Thai Word Counter

Segment and count words in space-free Thai text

Free Thai word counter — segment continuous Thai text into words with a client-side longest-match dictionary and count them, since Thai is written without spaces between words, all in your browser.

Why is counting Thai words hard?

Thai is written with no spaces between words; spaces mark phrase or sentence breaks instead. A program must guess where one word ends and the next begins, which is an ambiguous segmentation problem rather than a simple space-split.

Thai is written without spaces between words — a space marks a phrase or sentence break, not a word boundary. That makes counting words a real segmentation problem. This free tool splits continuous Thai into words using a client-side longest-match dictionary and counts them.

How it works

The tool uses greedy maximal matching. Starting at each position in the text, it searches its built-in Thai dictionary for the longest word that matches from that point. It emits that word as one token and advances past it, then repeats from the new position. When no dictionary word matches, it consumes a single grapheme cluster — a base consonant plus any stacked vowels and tone marks — as an unknown token so the scan never stalls.

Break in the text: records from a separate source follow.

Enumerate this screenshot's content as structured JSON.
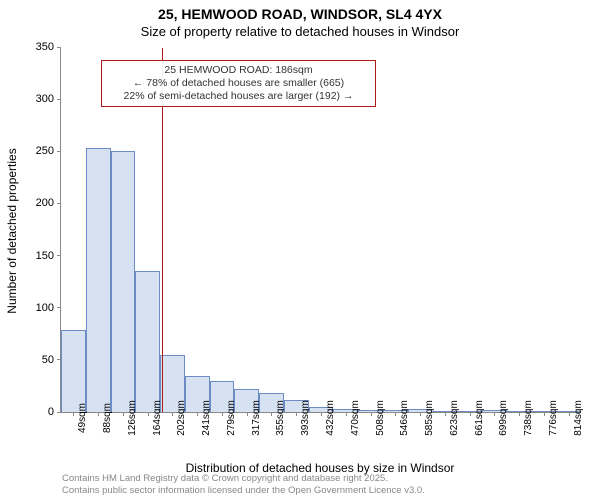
{
  "title": {
    "main": "25, HEMWOOD ROAD, WINDSOR, SL4 4YX",
    "sub": "Size of property relative to detached houses in Windsor"
  },
  "chart": {
    "type": "bar",
    "ylabel": "Number of detached properties",
    "xlabel": "Distribution of detached houses by size in Windsor",
    "ylim": [
      0,
      350
    ],
    "ytick_step": 50,
    "categories": [
      "49sqm",
      "88sqm",
      "126sqm",
      "164sqm",
      "202sqm",
      "241sqm",
      "279sqm",
      "317sqm",
      "355sqm",
      "393sqm",
      "432sqm",
      "470sqm",
      "508sqm",
      "546sqm",
      "585sqm",
      "623sqm",
      "661sqm",
      "699sqm",
      "738sqm",
      "776sqm",
      "814sqm"
    ],
    "values": [
      79,
      253,
      250,
      135,
      55,
      35,
      30,
      22,
      18,
      12,
      5,
      3,
      2,
      2,
      3,
      1,
      0,
      2,
      0,
      0,
      1
    ],
    "bar_fill": "#d6e2f2",
    "bar_stroke": "#6b8cc4",
    "bar_width": 1.0,
    "background_color": "#ffffff",
    "axis_color": "#888888",
    "marker": {
      "value_sqm": 186,
      "color": "#b01919"
    },
    "annotation": {
      "line1": "25 HEMWOOD ROAD: 186sqm",
      "line2": "← 78% of detached houses are smaller (665)",
      "line3": "22% of semi-detached houses are larger (192) →",
      "border_color": "#b01919",
      "text_color": "#333333"
    },
    "label_fontsize": 12,
    "tick_fontsize": 11
  },
  "footer": {
    "line1": "Contains HM Land Registry data © Crown copyright and database right 2025.",
    "line2": "Contains public sector information licensed under the Open Government Licence v3.0."
  }
}
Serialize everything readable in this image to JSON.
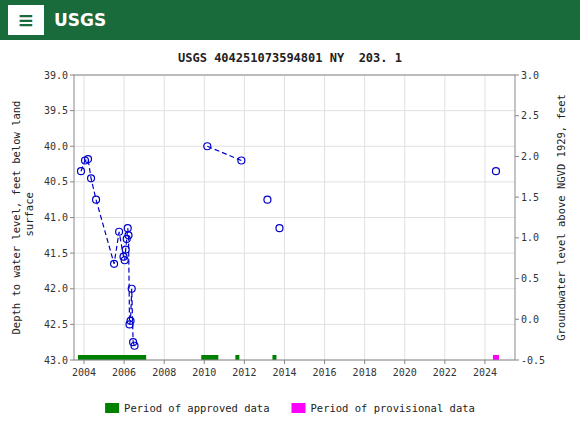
{
  "chart_data": {
    "type": "scatter",
    "title": "USGS 404251073594801 NY  203. 1",
    "annotations": [
      "≡",
      "USGS"
    ],
    "ylabel": "Depth to water level, feet below land\n surface",
    "y2label": "Groundwater level above NGVD 1929, feet",
    "xlim": [
      2003.5,
      2025.5
    ],
    "xticks": [
      2004,
      2006,
      2008,
      2010,
      2012,
      2014,
      2016,
      2018,
      2020,
      2022,
      2024
    ],
    "ylim": [
      43.0,
      39.0
    ],
    "yticks": [
      {
        "value": 39.0,
        "label": "39.0"
      },
      39.5,
      {
        "value": 40.0,
        "label": "40.0"
      },
      40.5,
      {
        "value": 41.0,
        "label": "41.0"
      },
      41.5,
      {
        "value": 42.0,
        "label": "42.0"
      },
      42.5,
      {
        "value": 43.0,
        "label": "43.0"
      }
    ],
    "y2lim": [
      -0.5,
      3.0
    ],
    "y2ticks": [
      {
        "value": 3.0,
        "label": "3.0"
      },
      2.5,
      {
        "value": 2.0,
        "label": "2.0"
      },
      1.5,
      {
        "value": 1.0,
        "label": "1.0"
      },
      0.5,
      {
        "value": 0.0,
        "label": "0.0"
      },
      -0.5
    ],
    "grid": true,
    "legend": "bottom",
    "series": [
      {
        "type": "line",
        "line_style": "dashed",
        "marker": "circle",
        "color": "#0000cc",
        "x": [
          2003.85,
          2004.05,
          2004.2,
          2004.35,
          2004.6,
          2005.5,
          2005.75,
          2005.97,
          2006.03,
          2006.08,
          2006.13,
          2006.18,
          2006.22,
          2006.27,
          2006.32,
          2006.38,
          2006.45,
          2006.52,
          null,
          2010.15,
          2011.85,
          null,
          2013.15,
          null,
          2013.75,
          null,
          2024.55
        ],
        "values": [
          40.35,
          40.2,
          40.18,
          40.45,
          40.75,
          41.65,
          41.2,
          41.55,
          41.6,
          41.45,
          41.3,
          41.15,
          41.25,
          42.5,
          42.45,
          42.0,
          42.75,
          42.8,
          null,
          40.0,
          40.2,
          null,
          40.75,
          null,
          41.15,
          null,
          40.35
        ]
      },
      {
        "name": "Period of approved data",
        "type": "range",
        "color": "#008000",
        "values": [
          [
            2003.7,
            2007.1
          ],
          [
            2009.85,
            2010.7
          ],
          [
            2011.55,
            2011.75
          ],
          [
            2013.4,
            2013.6
          ]
        ]
      },
      {
        "name": "Period of provisional data",
        "type": "range",
        "color": "#ff00ff",
        "values": [
          [
            2024.4,
            2024.7
          ]
        ]
      }
    ]
  }
}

Latin runs, digit runs, and punctuation are each tokenised separately, and explicit spaces act as hard boundaries. The word count is the number of dictionary and unknown Thai tokens plus any Latin/numeric tokens.

Tips and notes

Longest-match is fast and works well for everyday vocabulary, but it is a heuristic: proper names, technical terms, and compounds that aren’t in the dictionary may be mis-split, and a single greedy choice can occasionally pick the wrong boundary. For important documents, scan the segmented word list shown below the count to confirm the split looks right. Everything runs locally in your browser, so your text is never uploaded.